Do you have a question about consumer credit? You may find an immediate answer by using the search engine. If you can't find what you're looking for, please fill out the form, being as specific as possible.
Please note: The Ask Experian team cannot respond to each question individually. However, if your question is of interest to a wide audience of consumers, the Experian team will include it in a future column.
The information contained in this column if for educational purposes only and is not legal advice. You should consult your own attorney or seek specific advice from a legal professional regarding your particular situation.
Please understand that Experian policies change over time. Column responses reflect Experian policy at the time of writing. While maintained for your information, archived responses may not reflect current Experian policy.
Topics addressed on January 24, 2008:
An authorized user’s credit history does not affect your credit report
Does it affect my credit score if I have an authorized user on credit cards who does not have a good credit history? And likewise, does it help the credit score of someone with poor credit to be added as an authorized user (not joint applicant) for a card belonging to someone with a high credit score?

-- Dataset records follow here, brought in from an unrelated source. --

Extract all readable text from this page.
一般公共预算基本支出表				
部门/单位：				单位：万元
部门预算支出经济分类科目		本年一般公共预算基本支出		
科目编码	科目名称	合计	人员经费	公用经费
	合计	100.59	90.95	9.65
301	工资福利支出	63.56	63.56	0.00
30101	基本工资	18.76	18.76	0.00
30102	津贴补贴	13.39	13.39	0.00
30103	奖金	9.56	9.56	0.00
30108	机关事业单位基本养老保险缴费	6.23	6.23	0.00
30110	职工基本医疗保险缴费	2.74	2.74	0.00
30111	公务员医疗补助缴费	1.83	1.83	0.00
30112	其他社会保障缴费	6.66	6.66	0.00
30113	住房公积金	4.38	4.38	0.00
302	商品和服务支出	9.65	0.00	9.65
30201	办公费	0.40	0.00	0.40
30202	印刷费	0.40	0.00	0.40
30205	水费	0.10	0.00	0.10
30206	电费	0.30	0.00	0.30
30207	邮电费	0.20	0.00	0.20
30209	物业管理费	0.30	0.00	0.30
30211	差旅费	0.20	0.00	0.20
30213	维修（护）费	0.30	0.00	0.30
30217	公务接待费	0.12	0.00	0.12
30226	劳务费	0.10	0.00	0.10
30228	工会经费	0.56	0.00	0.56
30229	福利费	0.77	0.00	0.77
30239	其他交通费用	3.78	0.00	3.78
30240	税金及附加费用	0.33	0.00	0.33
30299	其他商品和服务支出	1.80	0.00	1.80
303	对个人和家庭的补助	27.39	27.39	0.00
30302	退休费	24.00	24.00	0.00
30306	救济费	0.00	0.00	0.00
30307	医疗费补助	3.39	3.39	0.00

Including someone as an authorized user on one of your accounts will not affect your credit scores, even if the other person has a poor credit history.
Separate credit histories are maintained for each individual. Accounts are reported with the names of each individual who is associated with that account. The account then becomes a part of each individual’s credit history and includes the type of association they have with the account, such as authorized user. When a person is added as an authorized user the account will appear in that person’s credit report.
If both your names are not on other shared accounts, nothing from their poor credit history will be added to yours, and your good credit history will not be added to theirs. The only change will be the addition of the authorized user account to their credit history.
Credit scores are calculated using information from your credit history. Because none of the other person’s credit history is combined with yours, making them an authorized user will not affect your credit scores. Because many scoring models do not score authorized user accounts, they may not help the other person.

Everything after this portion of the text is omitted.